Vancouver – Kinross Gold (K-T, KGC-N) is stepping up the pace of consolidation in the North American gold mining industry, launching a friendly $3.5-billion bid to acquire Bema Gold (BGO-T, BGO-N, BAU-L), a move that analysts said could still draw competing offers.
The all stock transaction appears to be driven by the bigger is better mantra as well as the prospect of future production from Bema’s $425-million Kupol gold project in Russia, which is headed for startup in mid 2008.
The two companies are already familiar with each other, through their joint ownership of the Refugio gold mine in northern Chile.
As part of the deal, Bema chief executive officer Clive Johnson will head a new exploration company that will acquire $20 million worth of assets from Bema.

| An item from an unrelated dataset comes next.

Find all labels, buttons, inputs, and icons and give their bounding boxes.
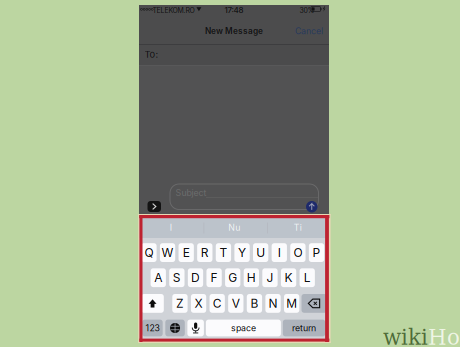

Kinross will have the right to acquire a 10 per cent stake, while retaining the option to double its interest if the company is taken public.
Its assets will include Petrex (Proprietary), which has properties in South Africa, an exploration joint venture in northern Colombia with AngloGold Ashanti (AU-N) plus an exploration alliance in Russia’s far northeastern Chukotka Region.
In conference calls with financial analysts Monday, Kinross chief executive officer Tye Burt described the Bema deal as a “win-win” situation that dramatically raises his Toronto company’s gold resources to over 50 million ozs.
That’s up 38 per cent from 2005.
“We will have a well-balanced gold reserve profile with 39 per cent in Chile, 37 per cent in Brazil, 16 per cent in North America and 8 per cent in Russia,” he said.
Mr. Johnson echoed that view saying he is attracted by the growth potential of the combined company. “We look forward to discussing this opportunity with our shareholders, which we think is good value,” he said.
Kinross currently ranks as the world’s eighth largest gold producer. Output from Kupol is expected to push the combined company’s annual gold production to 2.8 million ozs. in 2009, up from 1.8 million this year.
The deal has already been approved by the boards of both companies and will be completed through a plan of arrangement in which each share of Bema will be exchanged for 0.441 of a Kinross share.
Kinross says the offer values Bema at $6.61 a share, a 34 per cent premium to the average price of a Bema share in the 20 trading days before the deal was announced.
Shares of Kinross fell $1.46 to $13.53 on the Toronto Stock Exchange Monday, while Bema rose 49 cents to $5.27.
Given that Barrick Gold (ABX-T, ABX-N) swallowed Placer Dome last year and Goldcorp (G-T, GG-N) has just completed its buyout of Glamis Gold (GLG-T, GLG-N), analysts said the offer comes as no surprise.
“This is a deal that makes a lot of sense for both companies and one we thought was likely,” said Richard Gray of Blackmont Capital in Toronto.
The price of the offer implies that Kinross is paying 1.32 times his estimated net asset value of $4.40 (U.S.) for Bema Mr. Gray said, meaning the deal will likely be accretive to Kinross’ net asset value.
Mr. Gray believes a competing offer is possible given the attractiveness of Kupol and the size of Bema’s Cerro Casale gold-copper deposit in northern Chile.
But another analyst isn’t so sure. “I’d be surprised if another player comes forward,” said John Ing, President of Maison Placements Canada in Toronto.
In order to close, the deal must clear a number of regulatory hurdles, including the approval of at least two thirds of the votes cast by Bema shareholders at a meeting to be held in January.
Upon completion, 61 per cent of the combined company will be held by the existing shareholders of Kinross and 39 per cent by existing shareholders of Bema.
Bema has agreed to pay a break fee of $79 million under certain circumstances and Kinross has the right to match competing offers, the companies said.